Credit: Juha Klefstrom
Investigators have identified biological signatures in lymphoma cells that can be traced back to the original oncogene.
The team analyzed mouse models and patient samples of MYC-induced lymphoma. And they discovered lipid signatures that corresponded with the level of MYC expression.
The investigators believe this discovery could be the first step toward developing a technique to identify the origin of lymphomas and other malignancies.
They described their discovery in PNAS.
“The same cancer can occur because of different genes, but, in certain cases, the aggressiveness and the type of treatment actually depend a lot on what oncogene caused that cancer,” said study author Livia Eberlin, PhD, of Stanford University in California.
With that in mind, she and her colleagues looked at MYC, an oncogene that’s responsible for approximately half of all human cancers. They wanted to find a biological signature that would trace the mutating cancer cells back to the original oncogene.
“When cancer takes place, the cell loves to gobble up glucose—that’s a sugar—and glutamine,” said Richard Zare, PhD, also of Stanford. “It takes those and makes different lipids—different fatty molecules than what it normally makes.”
So the investigators set out to evaluate changes in lipid profiles in MYC-induced lymphoma. They compared lipid signatures in MYC-induced transgenic mouse models to those in normal control mice.
The team identified 104 molecular ions that were either increased or decreased in the MYC lymphoma models compared to controls. And 86 of these ions were complex phospholipids.

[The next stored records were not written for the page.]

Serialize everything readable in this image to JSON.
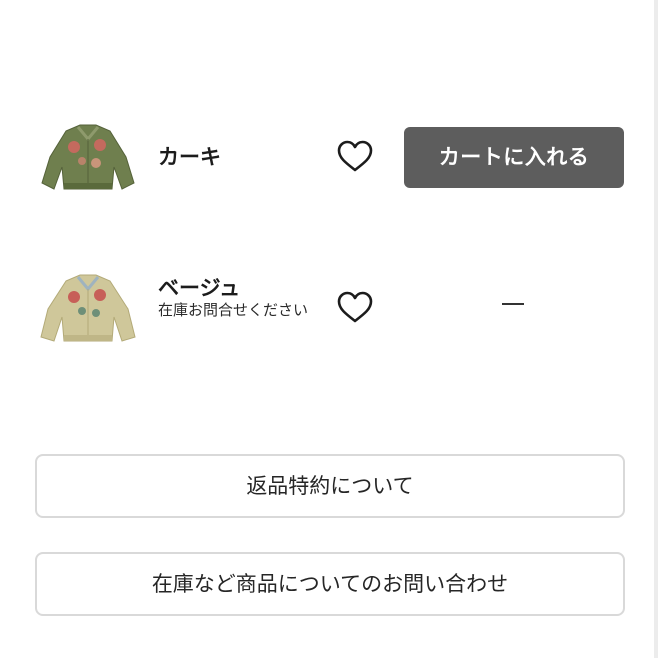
{
  "variants": [
    {
      "color_label": "カーキ",
      "thumbnail_color": "#6f7f4e",
      "action_label": "カートに入れる"
    },
    {
      "color_label": "ベージュ",
      "thumbnail_color": "#cfc79a",
      "stock_note": "在庫お問合せください",
      "action_placeholder": "—"
    }
  ],
  "links": {
    "return_policy_label": "返品特約について",
    "inquiry_label": "在庫など商品についてのお問い合わせ"
  },
  "colors": {
    "cart_button_bg": "#5d5d5d",
    "outline_border": "#d9d9d9",
    "text": "#1f1f1f"
  },
  "icons": {
    "favorite": "heart-outline-icon"
  }
}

Most of the lipids that were increased in lymphoma were glycerophosphoglycerols and cardiolipins, with a higher content of monounsaturated fatty acids when compared with controls.
To determine if these findings might also apply to humans, the investigators examined 15 samples from lymphoma patients.
The samples had varying expression levels of MYC oncoprotein, and the team observed distinct lipid profiles in lymphomas with high and low MYC expression. This included many of the lipid species they had identified in the animal models of MYC-induced lymphoma.
The investigators said their results suggest a relationship between specific lipid species and the overexpression of MYC. And this information could have both diagnostic and prognostic applications.